ACarneiro · May 24, 2024, 6:12pm

I disagree.

These tests are important ways of stressing the network, prepare it for future loads to (hopefully) come and, in so doing, tweak more performance out of the system (which appears to be happening, judging by littleskunk’s posts).

I appreciate we’re not being paid for this (and you have the added injury of actually paying for your bandwidth!) but if our machines have to hurt a bit today in order to get more work over the coming weeks then I’m happy with that.

Perhaps you can bring your nodes offline for a few days until the testing is over? Or put some QoS in place in order to reduce bandwidth utilisation? (You’ll lose more races but I guess that’s the intent).
Not sure the later is against ToS, mind you, but so long as you’re above the minimum bandwidth stipulated then I suppose it should be OK…

zip · May 24, 2024, 6:13pm

If some of the use cases will get signed, will it be using the capacity/throughput as you are testing it for?
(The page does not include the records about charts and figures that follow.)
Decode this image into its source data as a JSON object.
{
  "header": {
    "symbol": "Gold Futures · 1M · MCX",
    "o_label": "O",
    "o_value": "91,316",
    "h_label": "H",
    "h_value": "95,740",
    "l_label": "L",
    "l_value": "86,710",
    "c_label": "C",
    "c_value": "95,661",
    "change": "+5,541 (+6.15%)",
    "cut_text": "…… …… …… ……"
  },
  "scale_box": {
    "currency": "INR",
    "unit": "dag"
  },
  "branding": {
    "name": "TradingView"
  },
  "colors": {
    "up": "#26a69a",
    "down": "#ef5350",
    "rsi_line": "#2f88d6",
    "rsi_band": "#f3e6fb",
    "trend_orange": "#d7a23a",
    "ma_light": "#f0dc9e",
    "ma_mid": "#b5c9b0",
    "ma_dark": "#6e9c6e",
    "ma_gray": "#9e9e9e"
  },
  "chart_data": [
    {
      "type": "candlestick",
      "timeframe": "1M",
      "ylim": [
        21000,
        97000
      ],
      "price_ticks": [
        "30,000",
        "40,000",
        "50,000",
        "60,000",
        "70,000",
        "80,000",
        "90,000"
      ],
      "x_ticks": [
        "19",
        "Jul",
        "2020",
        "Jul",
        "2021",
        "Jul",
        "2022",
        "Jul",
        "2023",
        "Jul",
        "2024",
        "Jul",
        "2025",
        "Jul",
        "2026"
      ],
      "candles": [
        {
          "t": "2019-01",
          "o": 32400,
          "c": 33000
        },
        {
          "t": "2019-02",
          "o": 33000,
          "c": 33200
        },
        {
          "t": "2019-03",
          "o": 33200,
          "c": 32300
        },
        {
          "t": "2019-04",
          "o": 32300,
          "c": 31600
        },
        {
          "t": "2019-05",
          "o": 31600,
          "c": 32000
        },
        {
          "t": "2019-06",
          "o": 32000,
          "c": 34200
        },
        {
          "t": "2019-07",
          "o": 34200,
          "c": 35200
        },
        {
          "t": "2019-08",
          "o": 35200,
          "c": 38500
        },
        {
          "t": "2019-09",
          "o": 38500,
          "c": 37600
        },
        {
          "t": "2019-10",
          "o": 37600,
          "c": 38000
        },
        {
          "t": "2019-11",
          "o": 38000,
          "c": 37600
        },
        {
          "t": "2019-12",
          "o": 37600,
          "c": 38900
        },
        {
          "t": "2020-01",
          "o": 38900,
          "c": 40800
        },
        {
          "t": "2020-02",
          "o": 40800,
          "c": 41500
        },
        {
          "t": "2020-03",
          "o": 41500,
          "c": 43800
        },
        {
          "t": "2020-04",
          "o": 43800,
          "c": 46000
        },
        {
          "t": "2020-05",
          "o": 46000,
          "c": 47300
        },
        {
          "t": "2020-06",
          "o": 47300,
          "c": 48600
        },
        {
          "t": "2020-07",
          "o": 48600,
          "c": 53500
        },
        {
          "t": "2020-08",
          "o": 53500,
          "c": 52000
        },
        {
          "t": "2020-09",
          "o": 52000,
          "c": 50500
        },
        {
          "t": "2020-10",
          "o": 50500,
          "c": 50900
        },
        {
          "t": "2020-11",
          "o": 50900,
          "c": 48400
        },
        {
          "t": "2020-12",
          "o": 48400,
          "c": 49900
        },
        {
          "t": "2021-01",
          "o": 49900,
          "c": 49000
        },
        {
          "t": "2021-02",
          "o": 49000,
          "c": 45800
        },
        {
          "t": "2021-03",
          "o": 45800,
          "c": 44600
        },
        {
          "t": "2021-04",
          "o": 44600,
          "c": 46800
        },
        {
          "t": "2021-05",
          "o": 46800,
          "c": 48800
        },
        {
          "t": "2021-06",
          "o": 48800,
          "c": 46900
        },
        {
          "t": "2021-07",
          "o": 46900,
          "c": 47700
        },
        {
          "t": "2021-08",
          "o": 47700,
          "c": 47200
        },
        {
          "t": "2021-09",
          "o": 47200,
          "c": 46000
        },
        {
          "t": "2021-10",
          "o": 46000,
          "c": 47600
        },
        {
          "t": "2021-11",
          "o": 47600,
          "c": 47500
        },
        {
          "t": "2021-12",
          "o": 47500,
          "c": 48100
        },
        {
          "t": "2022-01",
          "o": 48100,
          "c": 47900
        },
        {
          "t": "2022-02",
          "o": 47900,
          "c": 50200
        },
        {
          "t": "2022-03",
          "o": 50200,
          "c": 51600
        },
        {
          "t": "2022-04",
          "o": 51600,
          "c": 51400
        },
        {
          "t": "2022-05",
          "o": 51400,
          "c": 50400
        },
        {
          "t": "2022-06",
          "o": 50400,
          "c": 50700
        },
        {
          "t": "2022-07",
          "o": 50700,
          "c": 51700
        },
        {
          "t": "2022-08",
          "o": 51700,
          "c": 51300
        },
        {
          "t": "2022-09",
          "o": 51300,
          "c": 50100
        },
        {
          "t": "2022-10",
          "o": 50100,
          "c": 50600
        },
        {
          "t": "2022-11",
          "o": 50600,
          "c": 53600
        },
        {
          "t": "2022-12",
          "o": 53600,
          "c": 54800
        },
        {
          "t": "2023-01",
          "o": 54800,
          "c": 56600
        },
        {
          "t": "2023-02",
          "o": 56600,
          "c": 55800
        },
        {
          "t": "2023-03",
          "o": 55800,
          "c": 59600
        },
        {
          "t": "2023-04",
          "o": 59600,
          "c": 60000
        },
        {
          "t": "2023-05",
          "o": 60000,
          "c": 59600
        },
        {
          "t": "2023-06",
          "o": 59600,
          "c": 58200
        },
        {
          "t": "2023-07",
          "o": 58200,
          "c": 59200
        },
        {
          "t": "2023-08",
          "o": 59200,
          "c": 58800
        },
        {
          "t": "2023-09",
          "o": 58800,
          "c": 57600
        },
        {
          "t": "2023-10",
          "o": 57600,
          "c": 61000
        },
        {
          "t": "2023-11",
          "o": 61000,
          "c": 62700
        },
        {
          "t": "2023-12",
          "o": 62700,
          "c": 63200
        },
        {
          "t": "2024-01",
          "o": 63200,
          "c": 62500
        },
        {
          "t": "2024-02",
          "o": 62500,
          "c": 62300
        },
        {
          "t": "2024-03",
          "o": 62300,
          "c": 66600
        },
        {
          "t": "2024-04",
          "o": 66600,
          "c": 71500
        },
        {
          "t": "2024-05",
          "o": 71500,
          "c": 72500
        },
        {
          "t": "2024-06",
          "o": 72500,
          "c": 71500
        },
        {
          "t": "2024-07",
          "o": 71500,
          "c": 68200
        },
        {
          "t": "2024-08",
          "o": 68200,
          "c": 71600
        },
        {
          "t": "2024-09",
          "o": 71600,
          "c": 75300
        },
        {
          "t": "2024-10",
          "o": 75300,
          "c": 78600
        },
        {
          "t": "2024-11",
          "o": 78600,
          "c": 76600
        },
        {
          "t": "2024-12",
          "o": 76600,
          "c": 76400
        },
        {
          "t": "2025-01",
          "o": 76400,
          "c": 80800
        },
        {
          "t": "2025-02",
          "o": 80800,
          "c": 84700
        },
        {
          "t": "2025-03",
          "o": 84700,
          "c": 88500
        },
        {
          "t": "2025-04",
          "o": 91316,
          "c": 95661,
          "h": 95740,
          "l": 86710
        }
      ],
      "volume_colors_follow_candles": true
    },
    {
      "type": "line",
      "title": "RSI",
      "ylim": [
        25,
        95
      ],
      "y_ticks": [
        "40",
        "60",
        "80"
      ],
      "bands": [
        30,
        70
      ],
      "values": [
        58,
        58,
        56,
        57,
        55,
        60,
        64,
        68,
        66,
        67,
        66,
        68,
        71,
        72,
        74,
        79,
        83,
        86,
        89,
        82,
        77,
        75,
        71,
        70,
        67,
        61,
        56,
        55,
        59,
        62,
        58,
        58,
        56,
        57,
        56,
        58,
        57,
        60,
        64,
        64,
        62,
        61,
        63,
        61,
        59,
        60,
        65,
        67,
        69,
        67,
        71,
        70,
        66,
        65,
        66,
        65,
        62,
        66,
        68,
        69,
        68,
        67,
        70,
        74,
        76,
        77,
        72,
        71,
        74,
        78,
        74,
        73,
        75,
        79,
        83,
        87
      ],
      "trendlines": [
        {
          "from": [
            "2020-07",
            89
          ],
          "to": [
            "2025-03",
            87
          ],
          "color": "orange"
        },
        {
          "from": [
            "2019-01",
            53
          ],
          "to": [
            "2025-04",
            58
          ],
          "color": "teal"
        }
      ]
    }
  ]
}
Or are you way overshooting the tests just to be sure?

flwstern · May 24, 2024, 6:14pm

But this is my whole point, during my two years as a SNO there is something new all the time, something new to configure, monitor. There is just cowboy all the time. I wish for more stability and less work all the time. And here i am on a friday doing bgp filtering and qos.

ACarneiro · May 24, 2024, 6:16pm

I see what you mean. But there are many improvements that need to happen. The product is a brand new(ish) concept and it was started from scratch.
When you join such a young system there has to be change and evolution otherwise it will fail.

As @Roxor alluded above, perhaps you might want to consider quitting the service for a couple of years until it has hopefully matured some more?

Would be a shame to see SNOs going but in your circumstances where you pay for bandwidth I would not be able to criticise you…

flwstern · May 24, 2024, 6:18pm

Yes perhaps the best.

pangolin · May 24, 2024, 6:21pm

As far as I know those tests are done using the saltlake satellite. So why not just disabling this satellite as a SNO?